24 ounces Shrimp (26/30) peeled and
de-veined (Heads on if you're a G!) 6 ounces Cold Butter 2 tablespoons Creole Seasoning 6 ounces White Wine (I used Proseco, It’s what I had) 12 ounces Shrimp Stock 6 ounces Honey Molasses Gastrique (See Below) 12 ounces roasted Cremini Mushrooms 12 Cherry Tomatoes halved Directions: Season Shrimp with the creole seasoning and sauté in a large pan with 3 ounces of the butter (and a little avocado/grapeseed oil if you have it) and cook for three minutes, turning the shrimp once. Remove the shrimp from the pan. Deglaze the pan with 6 ounces of white wine and reduce. Ladle 12 ounces of shrimp stock in the sauté pan, pour in 6 ounces of the Honey Molasses Gastrique and bring to a boil. Add the roasted mushrooms. Mount with remaining 3oz of cold butter then add shrimp and simmer for 1 minute. Remove from heat and add quartered tomatoes.
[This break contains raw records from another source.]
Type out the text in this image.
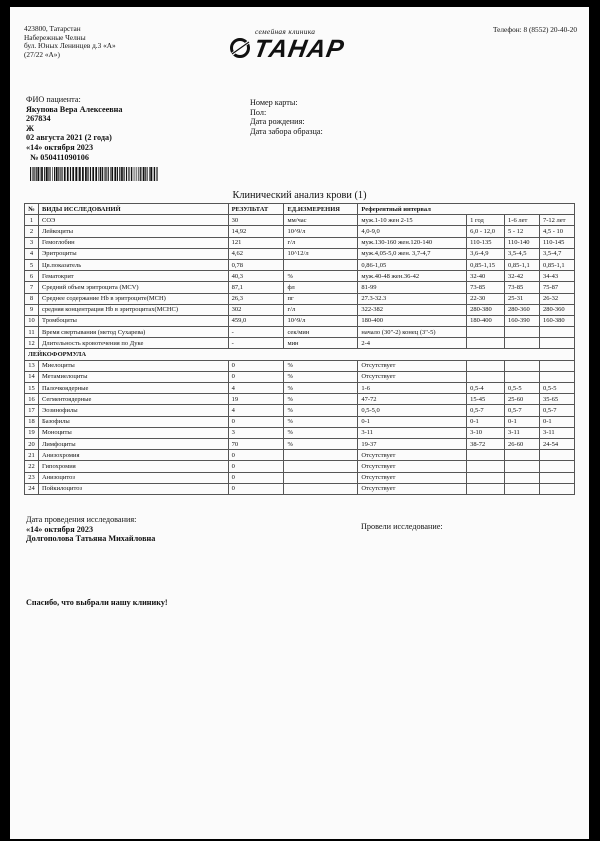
423800, Татарстан
Набережные Челны
бул. Юных Ленинцев д.3 «А»
(27/22 «А»)
семейная клиника
ТАНАР
Телефон: 8 (8552) 20-40-20
ФИО пациента:
Якупова Вера Алексеевна
267834
Ж
02 августа 2021 (2 года)
«14» октября 2023
№ 050411090106
Номер карты:
Пол:
Дата рождения:
Дата забора образца:
Клинический анализ крови (1)
№	ВИДЫ ИССЛЕДОВАНИЙ	РЕЗУЛЬТАТ	ЕД.ИЗМЕРЕНИЯ	Референтный интервал			
1	СОЭ	30	мм/час	муж.1-10 жен 2-15	1 год	1-6 лет	7-12 лет
2	Лейкоциты	14,92	10^9/л	4,0-9,0	6,0 - 12,0	5 - 12	4,5 - 10
3	Гемоглобин	121	г/л	муж.130-160 жен.120-140	110-135	110-140	110-145
4	Эритроциты	4,62	10^12/л	муж.4,05-5,0 жен. 3,7-4,7	3,6-4,9	3,5-4,5	3,5-4,7
5	Цв.показатель	0,78		0,86-1,05	0,85-1,15	0,85-1,1	0,85-1,1
6	Гематокрит	40,3	%	муж.40-48 жен.36-42	32-40	32-42	34-43
7	Средний объем эритроцита (MCV)	87,1	фл	81-99	73-85	73-85	75-87
8	Среднее содержание Hb в эритроците(MCH)	26,3	пг	27.3-32.3	22-30	25-31	26-32
9	средняя концентрация Hb в эритроцитах(MCHC)	302	г/л	322-382	280-380	280-360	280-360
10	Тромбоциты	459,0	10^9/л	180-400	180-400	160-390	160-380
11	Время свертывания (метод Сухарева)	-	сек/мин	начало (30"-2) конец (3"-5)			
12	Длительность кровотечения по Дуке	-	мин	2-4			
ЛЕЙКОФОРМУЛА							
13	Миелоциты	0	%	Отсутствует			
14	Метамиелоциты	0	%	Отсутствует			
15	Палочкоядерные	4	%	1-6	0,5-4	0,5-5	0,5-5
16	Сегментоядерные	19	%	47-72	15-45	25-60	35-65
17	Эозинофилы	4	%	0,5-5,0	0,5-7	0,5-7	0,5-7
18	Базофилы	0	%	0-1	0-1	0-1	0-1
19	Моноциты	3	%	3-11	3-10	3-11	3-11
20	Лимфоциты	70	%	19-37	38-72	26-60	24-54
21	Анизохромия	0		Отсутствует			
22	Гипохромия	0		Отсутствует			
23	Анизоцитоз	0		Отсутствует			
24	Пойкилоцитоз	0		Отсутствует			
Дата проведения исследования:
«14» октября 2023
Долгополова Татьяна Михайловна
Провели исследование:
Спасибо, что выбрали нашу клинику!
Honey Molasses Gastrique:
(A gastrique is a reduction of vinegar and sugar) 3/4 Cup Molasses
3/4 Cup Honey 1 1/2 cup Worcestershire sauce Combine Ingredients in a small sauce pot and reduce by 1/3 over medium heat. Let cool.
Stone Ground Grits: (See Recipe Here) Plate Up: Spoon grits into each bowl, place shrimp in the center with mushrooms and tomatoes around grits. Spoon over sauce and garnish with chopped green onion. Flourish!